A battered two-story warehouse in Northeast will soon undergo a conversion that could have come from the imagination of one of the artists who will live there.

Small windows will be replaced with larger ones to give painters plenty of natural light. Offices occupied by a furniture restorer, an engraver and a maintenance company will make way for airy loft-style condos to be filled with easels, studios and rehearsal space.

The outside will look different, too: A parking lot will sit where there is now mostly debris. A third story will be added to the warehouse's main structure.

Though the property is far from what architect Alexis Smith of Manna, the nonprofit development company that is handling the building's conversion, wants it to be by 2009, about two dozen painters, sculptors and performers applied last month to be among the 41 chosen by the Cultural Development Corporation to buy one of the future industrial work-live units.

It's one of a number of projects in the area aimed at making homeownership a reality for low-income artists. By converting rundown property into condominium units, Manna and the Cultural Development Corporation, a District nonprofit group, are pulling artists into a market that several years ago many could not have afforded.

Anne Corbett, executive director of the Cultural Development Corporation, said it is imperative that Washington be a viable home for working artists. "I think that's important for anybody in the civic realm. It doesn't happen as organically as in places where the real estate market isn't so tight."
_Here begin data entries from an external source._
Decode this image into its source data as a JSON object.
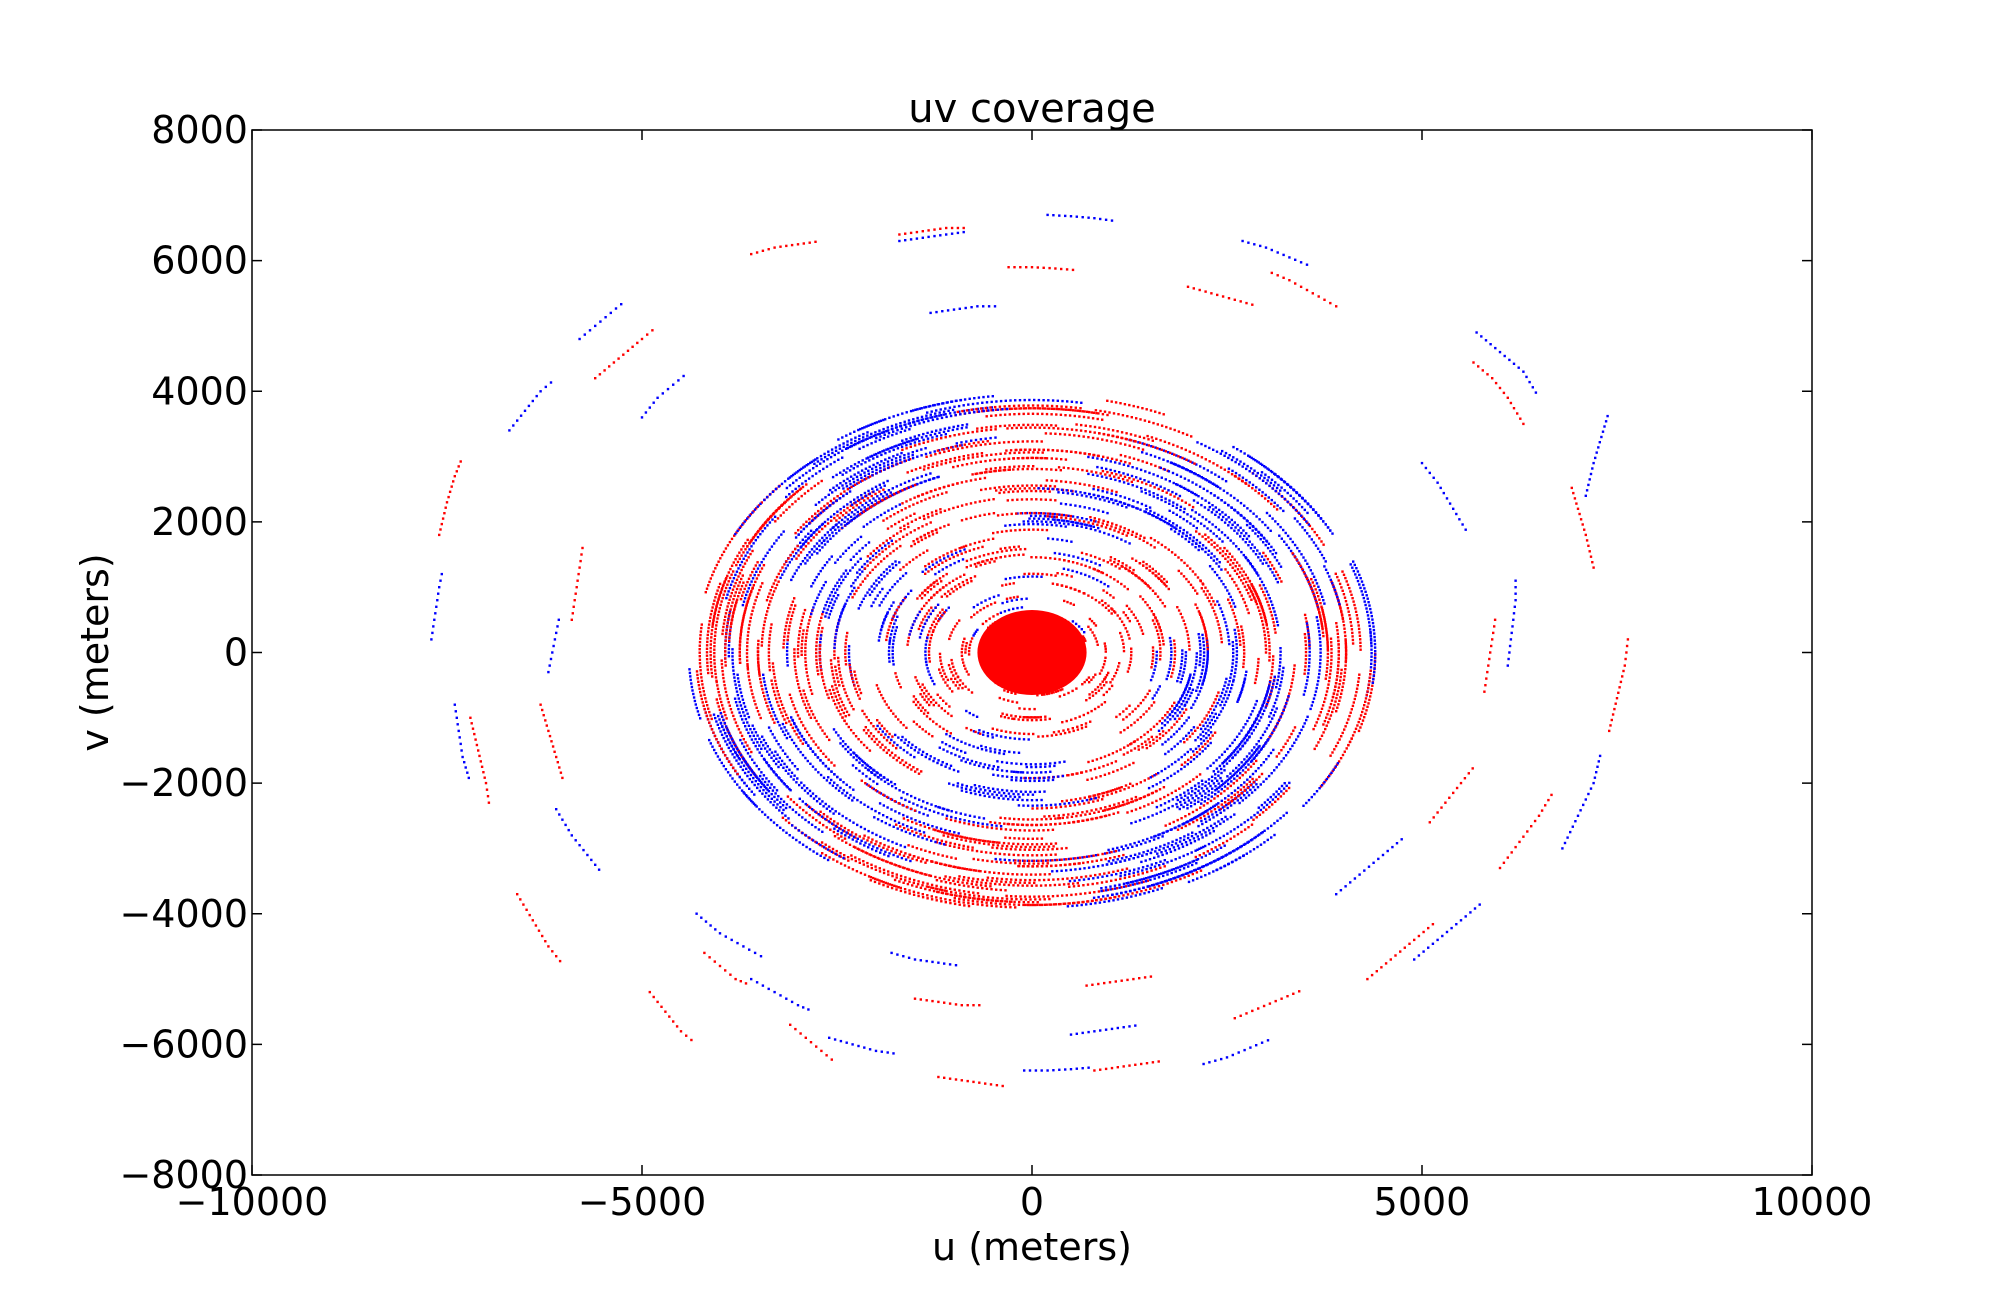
{
  "chart_data": {
    "type": "scatter",
    "title": "uv coverage",
    "xlabel": "u (meters)",
    "ylabel": "v (meters)",
    "xlim": [
      -10000,
      10000
    ],
    "ylim": [
      -8000,
      8000
    ],
    "xticks": [
      -10000,
      -5000,
      0,
      5000,
      10000
    ],
    "xtick_labels": [
      "−10000",
      "−5000",
      "0",
      "5000",
      "10000"
    ],
    "yticks": [
      -8000,
      -6000,
      -4000,
      -2000,
      0,
      2000,
      4000,
      6000,
      8000
    ],
    "ytick_labels": [
      "−8000",
      "−6000",
      "−4000",
      "−2000",
      "0",
      "2000",
      "4000",
      "6000",
      "8000"
    ],
    "grid": false,
    "legend": "none",
    "series": [
      {
        "color": "#ff0000",
        "tracks": [
          {
            "u": [
              -7600,
              -7500,
              -7400,
              -7300
            ],
            "v": [
              1800,
              2300,
              2700,
              3000
            ]
          },
          {
            "u": [
              -7200,
              -7100,
              -7000,
              -6950
            ],
            "v": [
              -1000,
              -1500,
              -2000,
              -2400
            ]
          },
          {
            "u": [
              -6600,
              -6400,
              -6200,
              -6000
            ],
            "v": [
              -3700,
              -4100,
              -4500,
              -4800
            ]
          },
          {
            "u": [
              -4900,
              -4700,
              -4500,
              -4300
            ],
            "v": [
              -5200,
              -5500,
              -5800,
              -6000
            ]
          },
          {
            "u": [
              -3100,
              -2900,
              -2700,
              -2500
            ],
            "v": [
              -5700,
              -5900,
              -6100,
              -6300
            ]
          },
          {
            "u": [
              -1200,
              -900,
              -600,
              -300
            ],
            "v": [
              -6500,
              -6550,
              -6600,
              -6650
            ]
          },
          {
            "u": [
              800,
              1100,
              1400,
              1700
            ],
            "v": [
              -6400,
              -6350,
              -6300,
              -6250
            ]
          },
          {
            "u": [
              2600,
              2900,
              3200,
              3500
            ],
            "v": [
              -5600,
              -5450,
              -5300,
              -5150
            ]
          },
          {
            "u": [
              4300,
              4600,
              4900,
              5200
            ],
            "v": [
              -5000,
              -4700,
              -4400,
              -4100
            ]
          },
          {
            "u": [
              6000,
              6250,
              6500,
              6700
            ],
            "v": [
              -3300,
              -2900,
              -2500,
              -2100
            ]
          },
          {
            "u": [
              7400,
              7500,
              7600,
              7650
            ],
            "v": [
              -1200,
              -700,
              -200,
              300
            ]
          },
          {
            "u": [
              7200,
              7100,
              7000,
              6900
            ],
            "v": [
              1300,
              1800,
              2200,
              2600
            ]
          },
          {
            "u": [
              6300,
              6100,
              5900,
              5600
            ],
            "v": [
              3500,
              3900,
              4200,
              4500
            ]
          },
          {
            "u": [
              3900,
              3600,
              3300,
              3000
            ],
            "v": [
              5300,
              5500,
              5700,
              5850
            ]
          },
          {
            "u": [
              -1700,
              -1400,
              -1100,
              -800
            ],
            "v": [
              6400,
              6450,
              6500,
              6500
            ]
          },
          {
            "u": [
              -3600,
              -3300,
              -3000,
              -2700
            ],
            "v": [
              6100,
              6200,
              6250,
              6300
            ]
          },
          {
            "u": [
              -5600,
              -5300,
              -5000,
              -4800
            ],
            "v": [
              4200,
              4500,
              4800,
              5000
            ]
          },
          {
            "u": [
              -6300,
              -6200,
              -6100,
              -6000
            ],
            "v": [
              -800,
              -1200,
              -1600,
              -2000
            ]
          },
          {
            "u": [
              -4200,
              -4000,
              -3800,
              -3600
            ],
            "v": [
              -4600,
              -4800,
              -5000,
              -5100
            ]
          },
          {
            "u": [
              -300,
              0,
              300,
              600
            ],
            "v": [
              5900,
              5900,
              5880,
              5850
            ]
          },
          {
            "u": [
              2000,
              2300,
              2600,
              2900
            ],
            "v": [
              5600,
              5500,
              5400,
              5300
            ]
          },
          {
            "u": [
              5100,
              5300,
              5500,
              5700
            ],
            "v": [
              -2600,
              -2300,
              -2000,
              -1700
            ]
          },
          {
            "u": [
              5800,
              5850,
              5900,
              5950
            ],
            "v": [
              -600,
              -200,
              200,
              600
            ]
          },
          {
            "u": [
              -5900,
              -5850,
              -5800,
              -5750
            ],
            "v": [
              500,
              900,
              1300,
              1700
            ]
          },
          {
            "u": [
              -1500,
              -1200,
              -900,
              -600
            ],
            "v": [
              -5300,
              -5350,
              -5400,
              -5400
            ]
          },
          {
            "u": [
              700,
              1000,
              1300,
              1600
            ],
            "v": [
              -5100,
              -5050,
              -5000,
              -4950
            ]
          }
        ]
      },
      {
        "color": "#0000ff",
        "tracks": [
          {
            "u": [
              -7700,
              -7650,
              -7600,
              -7550
            ],
            "v": [
              200,
              600,
              1000,
              1300
            ]
          },
          {
            "u": [
              -7400,
              -7350,
              -7300,
              -7200
            ],
            "v": [
              -800,
              -1200,
              -1600,
              -2000
            ]
          },
          {
            "u": [
              -6700,
              -6500,
              -6300,
              -6100
            ],
            "v": [
              3400,
              3700,
              4000,
              4200
            ]
          },
          {
            "u": [
              -5800,
              -5600,
              -5400,
              -5200
            ],
            "v": [
              4800,
              5000,
              5200,
              5400
            ]
          },
          {
            "u": [
              -6100,
              -5900,
              -5700,
              -5500
            ],
            "v": [
              -2400,
              -2800,
              -3100,
              -3400
            ]
          },
          {
            "u": [
              -3600,
              -3300,
              -3000,
              -2800
            ],
            "v": [
              -5000,
              -5200,
              -5400,
              -5500
            ]
          },
          {
            "u": [
              -2600,
              -2300,
              -2000,
              -1700
            ],
            "v": [
              -5900,
              -6000,
              -6100,
              -6150
            ]
          },
          {
            "u": [
              -100,
              200,
              500,
              800
            ],
            "v": [
              -6400,
              -6400,
              -6380,
              -6350
            ]
          },
          {
            "u": [
              2200,
              2500,
              2800,
              3100
            ],
            "v": [
              -6300,
              -6200,
              -6050,
              -5900
            ]
          },
          {
            "u": [
              4900,
              5200,
              5500,
              5800
            ],
            "v": [
              -4700,
              -4400,
              -4100,
              -3800
            ]
          },
          {
            "u": [
              6800,
              7000,
              7200,
              7300
            ],
            "v": [
              -3000,
              -2500,
              -2000,
              -1500
            ]
          },
          {
            "u": [
              7100,
              7200,
              7300,
              7400
            ],
            "v": [
              2400,
              2900,
              3300,
              3700
            ]
          },
          {
            "u": [
              5700,
              6000,
              6300,
              6500
            ],
            "v": [
              4900,
              4600,
              4300,
              3900
            ]
          },
          {
            "u": [
              2700,
              3000,
              3300,
              3600
            ],
            "v": [
              6300,
              6200,
              6050,
              5900
            ]
          },
          {
            "u": [
              200,
              500,
              800,
              1100
            ],
            "v": [
              6700,
              6680,
              6650,
              6600
            ]
          },
          {
            "u": [
              -1700,
              -1400,
              -1100,
              -800
            ],
            "v": [
              6300,
              6350,
              6400,
              6450
            ]
          },
          {
            "u": [
              -4300,
              -4000,
              -3700,
              -3400
            ],
            "v": [
              -4000,
              -4300,
              -4500,
              -4700
            ]
          },
          {
            "u": [
              -1800,
              -1500,
              -1200,
              -900
            ],
            "v": [
              -4600,
              -4700,
              -4750,
              -4800
            ]
          },
          {
            "u": [
              500,
              800,
              1100,
              1400
            ],
            "v": [
              -5850,
              -5800,
              -5750,
              -5700
            ]
          },
          {
            "u": [
              3900,
              4200,
              4500,
              4800
            ],
            "v": [
              -3700,
              -3400,
              -3100,
              -2800
            ]
          },
          {
            "u": [
              6100,
              6150,
              6200,
              6200
            ],
            "v": [
              -200,
              300,
              800,
              1200
            ]
          },
          {
            "u": [
              5000,
              5200,
              5400,
              5600
            ],
            "v": [
              2900,
              2600,
              2200,
              1800
            ]
          },
          {
            "u": [
              -1300,
              -1000,
              -700,
              -400
            ],
            "v": [
              5200,
              5250,
              5300,
              5300
            ]
          },
          {
            "u": [
              -6200,
              -6150,
              -6100,
              -6050
            ],
            "v": [
              -300,
              0,
              300,
              600
            ]
          },
          {
            "u": [
              -5000,
              -4800,
              -4600,
              -4400
            ],
            "v": [
              3600,
              3900,
              4100,
              4300
            ]
          }
        ]
      }
    ]
  }
}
Manna bought the Douglass Street property a year ago for $1.5 million. Those condos will sell for $150,000 to $250,000, even though their market value is projected to be about $400,000, Corbett said.

To keep the prices that low, the Cultural Development Corporation keeps development costs lower than its commercial counterparts do by maximizing the existing structure and using government and private subsidies.
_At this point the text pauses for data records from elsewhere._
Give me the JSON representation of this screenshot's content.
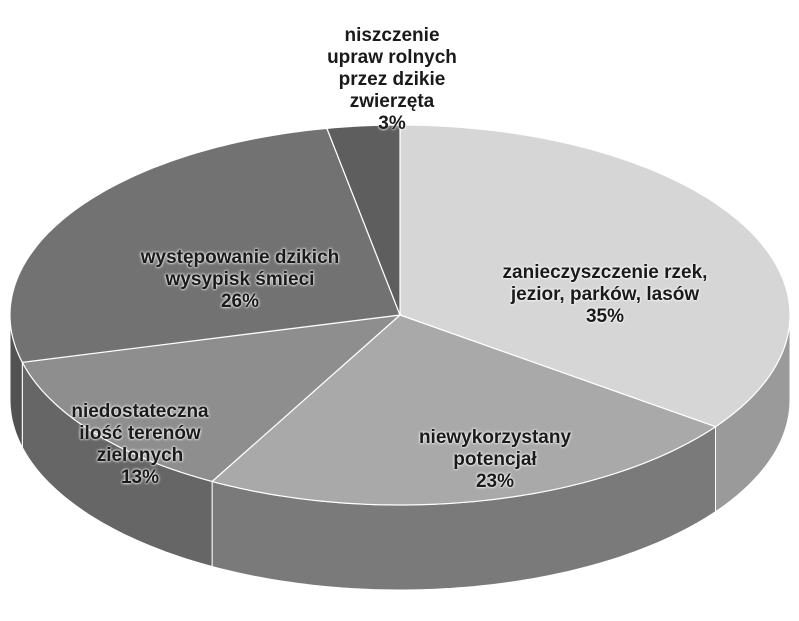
{
  "chart_data": {
    "type": "pie",
    "categories": [
      "zanieczyszczenie rzek, jezior, parków, lasów",
      "niewykorzystany potencjał",
      "niedostateczna ilość terenów zielonych",
      "występowanie dzikich wysypisk śmieci",
      "niszczenie upraw rolnych przez dzikie zwierzęta"
    ],
    "values": [
      35,
      23,
      13,
      26,
      3
    ],
    "value_labels": [
      "35%",
      "23%",
      "13%",
      "26%",
      "3%"
    ],
    "colors": [
      "#d6d6d6",
      "#a9a9a9",
      "#8e8e8e",
      "#727272",
      "#5e5e5e"
    ]
  }
}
To meet the District's work-live regulations, the units must be used primarily for artistic production. Living in them is considered "ancillary," Corbett said.
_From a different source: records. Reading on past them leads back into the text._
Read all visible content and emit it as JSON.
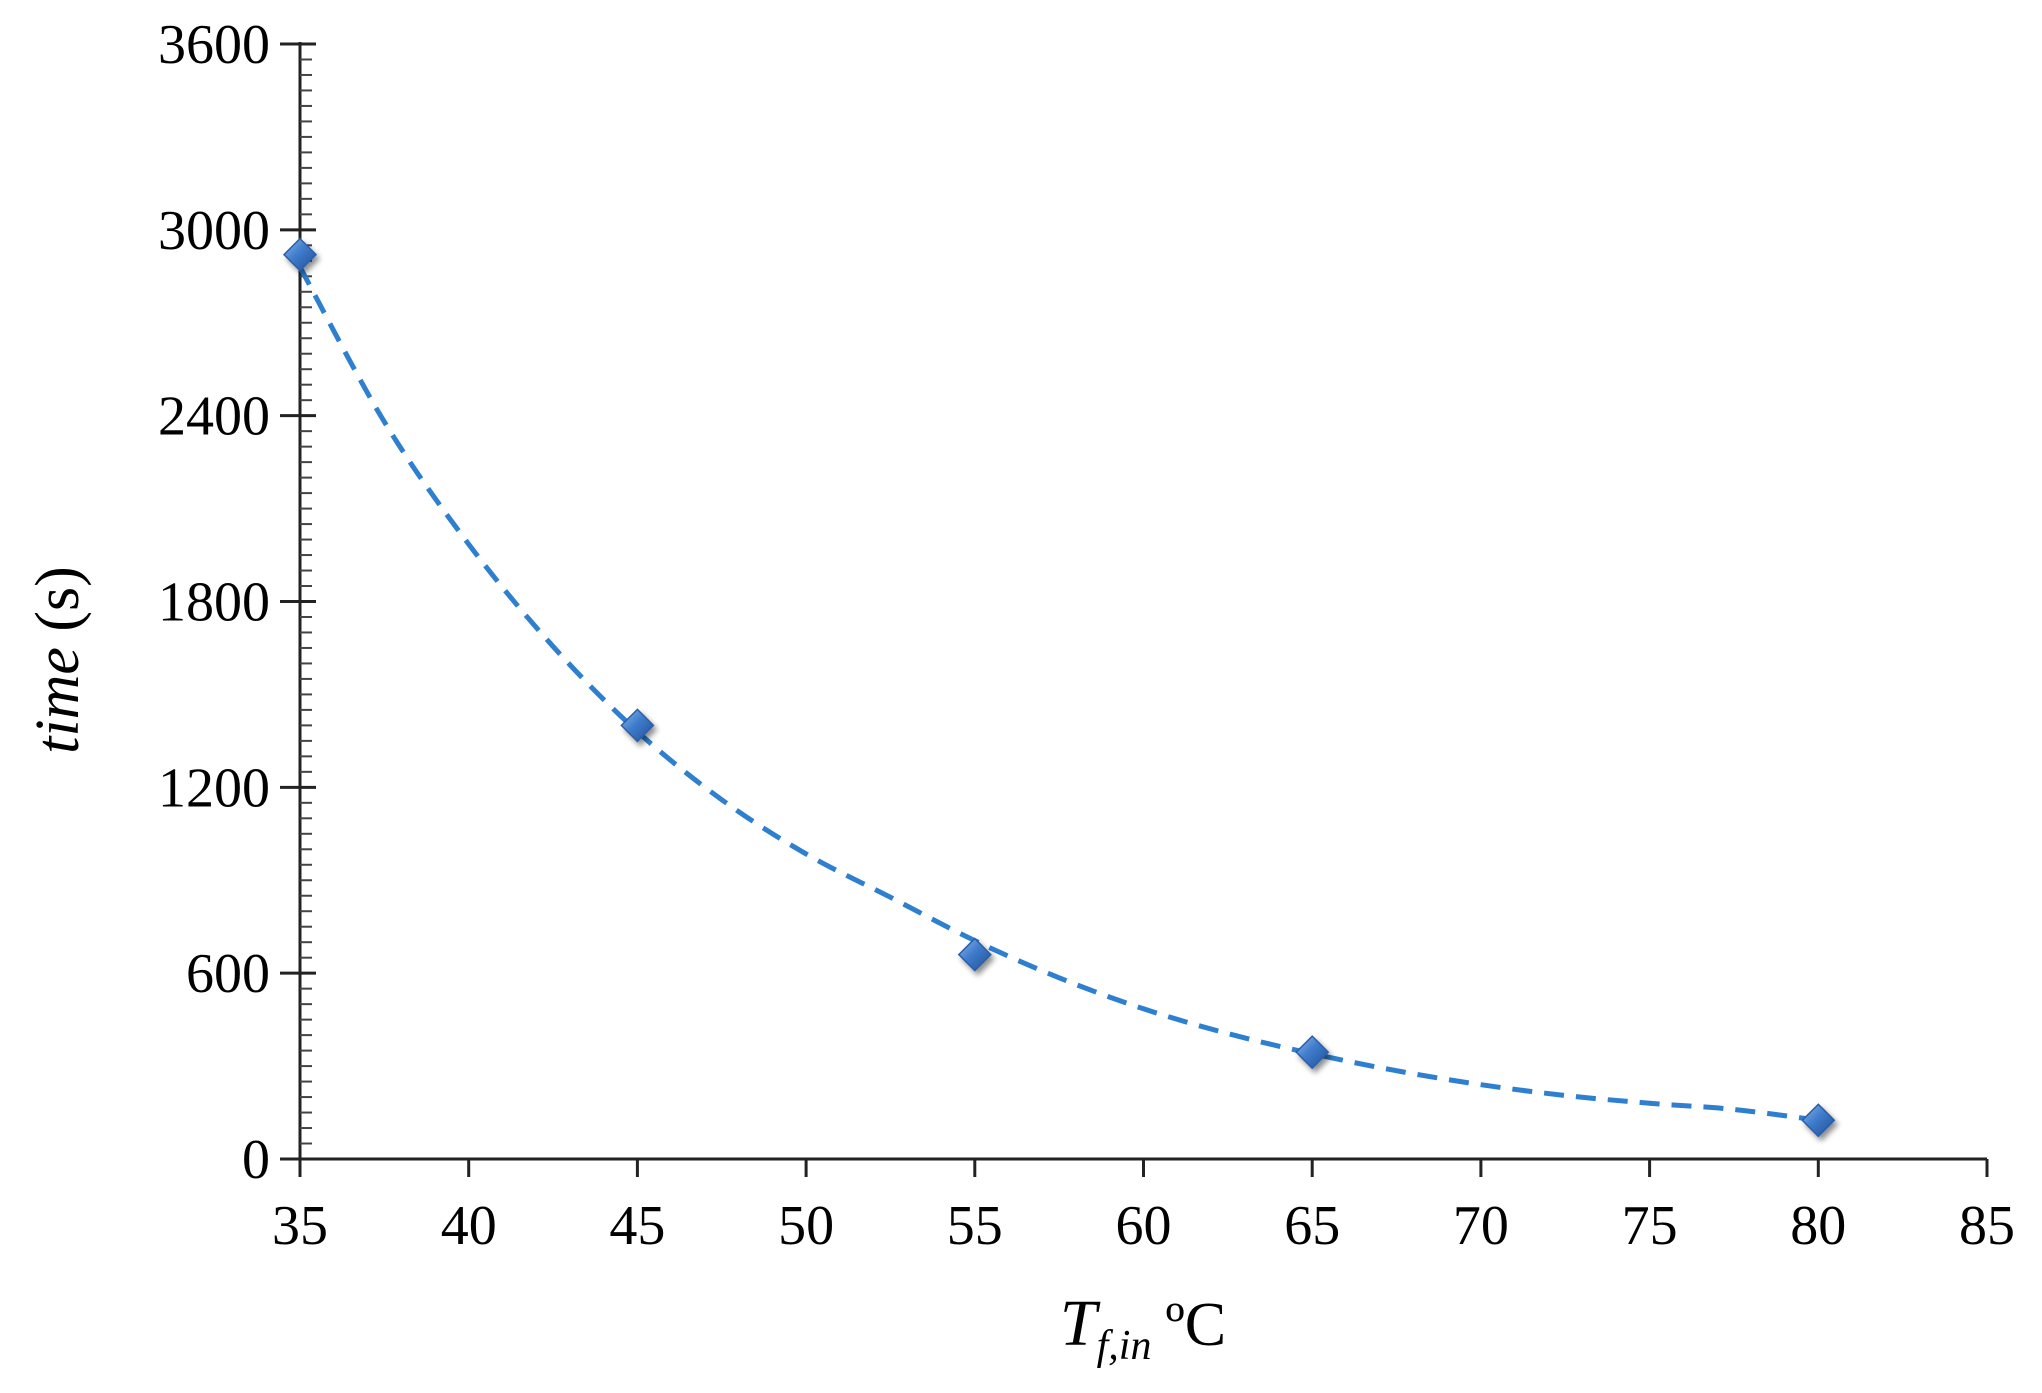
{
  "chart_data": {
    "type": "scatter",
    "title": "",
    "xlabel": {
      "main": "T",
      "subscript": "f,in",
      "unit": "ºC"
    },
    "ylabel": {
      "main": "time",
      "unit": "(s)"
    },
    "xlim": [
      35,
      85
    ],
    "ylim": [
      0,
      3600
    ],
    "xticks": [
      "35",
      "40",
      "45",
      "50",
      "55",
      "60",
      "65",
      "70",
      "75",
      "80",
      "85"
    ],
    "yticks": [
      "0",
      "600",
      "1200",
      "1800",
      "2400",
      "3000",
      "3600"
    ],
    "grid": false,
    "legend": "none",
    "series": [
      {
        "marker": "diamond",
        "color": "#3a78c9",
        "points": [
          {
            "x": 35,
            "y": 2920
          },
          {
            "x": 45,
            "y": 1400
          },
          {
            "x": 55,
            "y": 660
          },
          {
            "x": 65,
            "y": 345
          },
          {
            "x": 80,
            "y": 125
          }
        ]
      }
    ],
    "trendline": {
      "style": "dashed",
      "color": "#2f7fd0",
      "points": [
        {
          "x": 35,
          "y": 2880
        },
        {
          "x": 37.5,
          "y": 2380
        },
        {
          "x": 40,
          "y": 1985
        },
        {
          "x": 42.5,
          "y": 1655
        },
        {
          "x": 45,
          "y": 1380
        },
        {
          "x": 47.5,
          "y": 1160
        },
        {
          "x": 50,
          "y": 985
        },
        {
          "x": 52.5,
          "y": 845
        },
        {
          "x": 55,
          "y": 705
        },
        {
          "x": 57.5,
          "y": 585
        },
        {
          "x": 60,
          "y": 485
        },
        {
          "x": 62.5,
          "y": 405
        },
        {
          "x": 65,
          "y": 340
        },
        {
          "x": 67.5,
          "y": 285
        },
        {
          "x": 70,
          "y": 240
        },
        {
          "x": 72.5,
          "y": 205
        },
        {
          "x": 75,
          "y": 180
        },
        {
          "x": 77.5,
          "y": 160
        },
        {
          "x": 80,
          "y": 125
        }
      ]
    }
  }
}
The condominiums will range from about 700 to 1,100 square feet. The layout for each will be simple -- a bathroom, a kitchen and an open space to be designed and used at the artist's discretion. Some of the units will also have a bedroom.

Applicants must be first-time home buyers and must demonstrate financial need and a commitment to artistic practice. Applicants are also to be chosen based on their artistic accomplishments. The Cultural Development Corporation received 25 applications Aug. 9, and the group plans to open the application process again in the spring.

The Douglass Street project is not the group's first attempt to bring affordable housing to working artists. In 2003, the group worked with PN Hoffman, a for-profit development firm, to create Mather Studios, which includes 12 live-work units, which are designed primarily as residences. The building, on G Street NW, also includes 38 units that were sold at market value.